The Road to Redway (Pt.3)
Colonel Nathaniel Ackley first meets Mrs. Helena Andrews at a dinner party. When I decided to write that scene, I wondered, What always happens at dinner parties? My answer? Ladies perform.
Harriet Wyndham decided she would persuade Helena to sing while she played. The trouble was that Helena is not the performing kind. Who would inspire her to perform? What would she sing? I would need to describe a song but wasn’t sure how—I would need a piece with a story. What about an aria from an opera?
Enter the wonders (and there are some) of Facebook.
Dear opera-loving friends. Who knows about operas from the early 1800s or before? Looking for an aria someone can sing at a Regency dinner party ~ May 2014
With a little help from my friends, my choice ended up being the aria Abscheulicher! (Abominable One!) from Beethoven’s only opera, Fidelio, known at that time as Leonore. Helena explains—
“This is Leonore’s aria and will be sung in German. It is from Beethoven’s opera, Leonore. Leonore’s husband is wrongfully imprisoned, and she dresses as a man to pose as a guard and set him free.”
Once her singing began, the colonel was lost. It’s important to note here that I mention Genevieve’s recollection of singing to Alexander. There are several times when I reference a thought, throwaway remark or event that I must then deliver on in future books (more on that in another blog).

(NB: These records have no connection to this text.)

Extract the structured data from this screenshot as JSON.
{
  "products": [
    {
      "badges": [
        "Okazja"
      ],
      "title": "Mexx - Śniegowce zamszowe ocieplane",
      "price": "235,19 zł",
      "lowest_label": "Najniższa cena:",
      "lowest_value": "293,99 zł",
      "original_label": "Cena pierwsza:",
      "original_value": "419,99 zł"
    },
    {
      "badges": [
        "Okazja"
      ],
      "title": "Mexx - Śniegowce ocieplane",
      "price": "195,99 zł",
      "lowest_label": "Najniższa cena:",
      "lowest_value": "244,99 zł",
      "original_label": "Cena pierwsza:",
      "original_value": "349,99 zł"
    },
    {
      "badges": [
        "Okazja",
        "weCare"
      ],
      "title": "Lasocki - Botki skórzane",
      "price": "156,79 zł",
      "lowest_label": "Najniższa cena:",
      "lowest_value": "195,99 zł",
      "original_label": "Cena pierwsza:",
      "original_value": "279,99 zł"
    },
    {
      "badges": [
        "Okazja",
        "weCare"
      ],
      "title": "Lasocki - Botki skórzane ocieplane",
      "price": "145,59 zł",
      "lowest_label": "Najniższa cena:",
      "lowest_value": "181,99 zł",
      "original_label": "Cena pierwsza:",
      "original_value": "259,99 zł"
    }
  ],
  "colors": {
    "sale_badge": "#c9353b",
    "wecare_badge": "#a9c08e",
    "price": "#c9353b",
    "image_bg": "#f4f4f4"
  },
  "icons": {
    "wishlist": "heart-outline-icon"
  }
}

Nathaniel stared at her, utterly mesmerised, for she was looking directly at him. My God, the woman’s voice was glorious, her range incredible, and she seemed lost in the character of Leonore, who was rescuing her husband. Being fluent in German, he appreciated how Mrs. Andrews showed nervousness over what Leonore was doing, the love she expressed for the man she hoped to save, and the duty she felt in rescuing him. As she sang, he translated her words
Though I utilised Google to translate the German lyrics, I am lucky enough to have a German friend who gave me a more relevant translation—a sincere thank you to the brilliant Patty W.

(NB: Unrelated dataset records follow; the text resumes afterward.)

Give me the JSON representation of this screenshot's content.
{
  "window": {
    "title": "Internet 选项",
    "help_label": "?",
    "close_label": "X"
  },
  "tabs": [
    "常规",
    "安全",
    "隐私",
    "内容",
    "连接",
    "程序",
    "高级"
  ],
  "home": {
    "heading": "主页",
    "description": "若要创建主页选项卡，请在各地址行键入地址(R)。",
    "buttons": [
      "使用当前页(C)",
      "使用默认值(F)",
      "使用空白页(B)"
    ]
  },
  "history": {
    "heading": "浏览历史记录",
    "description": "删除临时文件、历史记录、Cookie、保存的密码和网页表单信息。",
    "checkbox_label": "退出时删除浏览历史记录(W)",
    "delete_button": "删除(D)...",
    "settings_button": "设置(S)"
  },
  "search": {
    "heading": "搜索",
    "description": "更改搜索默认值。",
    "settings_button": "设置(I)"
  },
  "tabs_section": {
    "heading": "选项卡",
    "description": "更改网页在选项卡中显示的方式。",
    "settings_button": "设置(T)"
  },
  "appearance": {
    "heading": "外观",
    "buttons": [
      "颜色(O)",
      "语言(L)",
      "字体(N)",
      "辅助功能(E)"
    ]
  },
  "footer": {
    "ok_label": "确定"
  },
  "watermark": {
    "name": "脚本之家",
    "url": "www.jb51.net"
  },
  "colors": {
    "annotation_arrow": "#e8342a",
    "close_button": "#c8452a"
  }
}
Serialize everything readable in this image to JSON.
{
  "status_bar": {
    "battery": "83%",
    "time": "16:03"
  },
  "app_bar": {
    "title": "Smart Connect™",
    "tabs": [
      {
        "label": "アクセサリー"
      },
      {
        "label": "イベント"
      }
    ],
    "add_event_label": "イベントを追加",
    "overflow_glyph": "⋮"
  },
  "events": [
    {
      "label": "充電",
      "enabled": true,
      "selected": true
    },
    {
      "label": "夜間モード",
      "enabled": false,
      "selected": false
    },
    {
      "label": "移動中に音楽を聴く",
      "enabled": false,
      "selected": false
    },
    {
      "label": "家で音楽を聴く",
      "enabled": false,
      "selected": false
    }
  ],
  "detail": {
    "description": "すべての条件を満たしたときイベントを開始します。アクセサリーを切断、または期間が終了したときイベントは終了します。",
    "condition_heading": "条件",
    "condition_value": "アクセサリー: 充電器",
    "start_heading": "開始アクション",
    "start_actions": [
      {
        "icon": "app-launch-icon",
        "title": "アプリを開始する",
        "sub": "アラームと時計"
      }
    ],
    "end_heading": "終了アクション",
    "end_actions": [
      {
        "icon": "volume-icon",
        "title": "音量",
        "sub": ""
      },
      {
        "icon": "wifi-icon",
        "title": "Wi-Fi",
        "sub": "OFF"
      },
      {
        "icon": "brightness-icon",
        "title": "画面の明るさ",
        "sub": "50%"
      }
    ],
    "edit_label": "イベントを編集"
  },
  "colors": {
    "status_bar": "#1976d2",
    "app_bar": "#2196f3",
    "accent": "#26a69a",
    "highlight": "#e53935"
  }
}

As Gennie had already pinched Nathaniel for laughing at Harriet and Helena earlier, I couldn’t resist adding Gennie threatening to do so again to bring him out of his stupor over watching Helena. I like to have some humour throughout my books.
To my mind, that was it for arias, but the writing gods had other ideas. I needed Harriet to have a reason for meeting Nathaniel at Bainbridge Hall, where his cousin Lady Grace lives. Lady Grace had already been mentioned to Helena twice. Once when Nathaniel’s mother tells her that Lady Grace has a superior singing voice to Helena's (as if), and the second time when Mrs. Ridgefield points out to Helena that Nathaniel’s family is eager for him to marry Lady Grace.
I wondered whether, given that Harriet knows Nathaniel asked Helena for the first two dances at the upcoming Eastease Christmas ball, she might make a little mischief and try to get him to sing Florestan’s aria from the same opera. Gott! welch Dunkel hier! (God! What Darkness Here!) It did make for a sweet moment between Harriet and Nathaniel.
“You play magnificently, Harriet,” Nathaniel said with a smile of pride on his face.
Grace called over to them, “You need to practise more, Harriet.”
“Quite so, ma’am,” she replied genially. “That is why I brought the piece with me. It is a tenor piece, and I told Nathaniel that I was sure he could sing it. What do you think?”
Harriet smiled sweetly at him, and Nathaniel rolled his eyes.
“I think you should, Nathaniel. You could cover up Harriet’s mistakes with a voice like yours.”
He cleared his throat and replied, “I think that might be the other way around, but as I am outnumbered, I will try my best.”
I didn’t want to repeat the dinner party scene, so I only mentioned the aria and its link to Helena’s during the ball chapter. I had no intention of putting the translated words into the book until Nathaniel’s imprisonment in France. It perfectly describes Nathaniel’s desolation after Duarte’s murder.
Back in his cell, Nathaniel had never felt more alone. He lay on the floor and cried. Though he tried to summon Helena to soothe him, he could only wonder why he would want to bring her to such a place, even if only in his mind. The music came to him then. The aria Harriet had made him sing. The song’s words flowed in his mind, and he spoke them softly in English, replacing Leonore’s name with Helena’s.
Lastly, we come to a dinner party more than a year after the last one. There are a few differences to the guests present, but it seemed the opportune time to bring back Beethoven’s opera and the Florestan and Leonore duet at being reconciled. O namenlose Freude! (Oh Nameless Joy!)
Reaching up Helena gently wiped Nathaniel’s cheeks, and he brushed away her tears with the back of his fingers. Then he caught her lips in his for a quick, but passionate, kiss.
The mirroring of Helena’s and Nathaniel’s journey with that of Leonore and Florestan clearly causing some emotion.